Je n’ai reçu en héritage ni dieu, ni point fixe
sur la terre d’où je puisse attirer l’attention
d’un dieu : on ne m’a pas non plus légué
la fureur bien déguisée du sceptique, les ruses de
Sioux du rationaliste ou la candeur ardente de l’athée.
Je n’ose donc jeter la pierre ni à celle qui croit
en des choses qui ne m’inspirent que le doute, ni à
celui qui cultive son doute comme si celui-ci n’était
pas, lui aussi, entouré de ténèbres. Cette
pierre m’atteindrait moi-même car je suis bien certain
d’une chose : le besoin de consolation que connaît l’être
humain est impossible à rassasier.
En ce qui me concerne, je traque la consolation comme le chasseur
traque le gibier. Partout où je crois l’apercevoir
dans la forêt, je tire. Souvent je n’atteins que le
vide mais, une fois de temps en temps, une proie tombe à
mes pieds. Et, comme je sais que la consolation ne dure que le temps
d’un souffle de vent dans la cime d’un arbre, je me
dépêche de m’emparer de ma victime.
Qu’ai-je alors entre mes bras ?
Puisque je suis solitaire : une femme aimée ou un compagnon
de voyage malheureux. Puisque je suis poète : un arc de mots
que je ressens de la joie et de l’effroi à bander.

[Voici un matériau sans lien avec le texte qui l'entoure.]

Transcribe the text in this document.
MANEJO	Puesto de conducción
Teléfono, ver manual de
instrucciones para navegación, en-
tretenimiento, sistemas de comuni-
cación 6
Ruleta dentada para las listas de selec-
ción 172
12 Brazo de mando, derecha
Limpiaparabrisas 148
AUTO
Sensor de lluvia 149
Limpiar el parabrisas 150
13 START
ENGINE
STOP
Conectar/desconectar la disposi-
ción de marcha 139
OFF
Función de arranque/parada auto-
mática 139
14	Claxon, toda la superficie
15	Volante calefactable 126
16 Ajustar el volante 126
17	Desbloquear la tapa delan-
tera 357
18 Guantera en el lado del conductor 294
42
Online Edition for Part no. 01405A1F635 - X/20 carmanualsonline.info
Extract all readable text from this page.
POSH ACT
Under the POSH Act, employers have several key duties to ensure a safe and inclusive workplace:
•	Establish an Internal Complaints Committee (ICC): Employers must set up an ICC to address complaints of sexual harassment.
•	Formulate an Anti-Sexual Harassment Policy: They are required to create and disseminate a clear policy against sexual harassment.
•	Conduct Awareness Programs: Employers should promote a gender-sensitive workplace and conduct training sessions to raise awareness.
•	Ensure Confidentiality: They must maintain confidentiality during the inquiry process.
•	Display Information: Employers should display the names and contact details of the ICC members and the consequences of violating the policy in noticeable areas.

Puisque je suis prisonnier : un aperçu soudain de la liberté.
Puisque je suis menacé par la mort : un animal vivant et
bien chaud, un cœur qui bat de façon sarcastique. Puisque
je suis menacé par la mer : un récif de granit bien
dur.
Mais il y a aussi des consolations qui viennent à moi sans
y être conviées et qui remplissent ma chambre de chuchotements
odieux : Je suis ton plaisir – aime-les tous ! Je suis ton
talent – fais-en aussi mauvais usage que de toi-même
! Je suis ton désir de jouissance – seuls vivent les
gourmets ! Je suis ta solitude – méprise les hommes
! Je suis ton aspiration à la mort – alors tranche
!
Le fil du rasoir est bien étroit. Je vois ma vie menacée
par deux périls : par les bouches avides de la gourmandise,
de l’autre par l’amertume de l’avarice qui se
nourrit d’elle-même. Mais je tiens à refuser
de choisir entre l’orgie et l’ascèse, même
si je dois pour cela subir le supplice du gril de mes désirs.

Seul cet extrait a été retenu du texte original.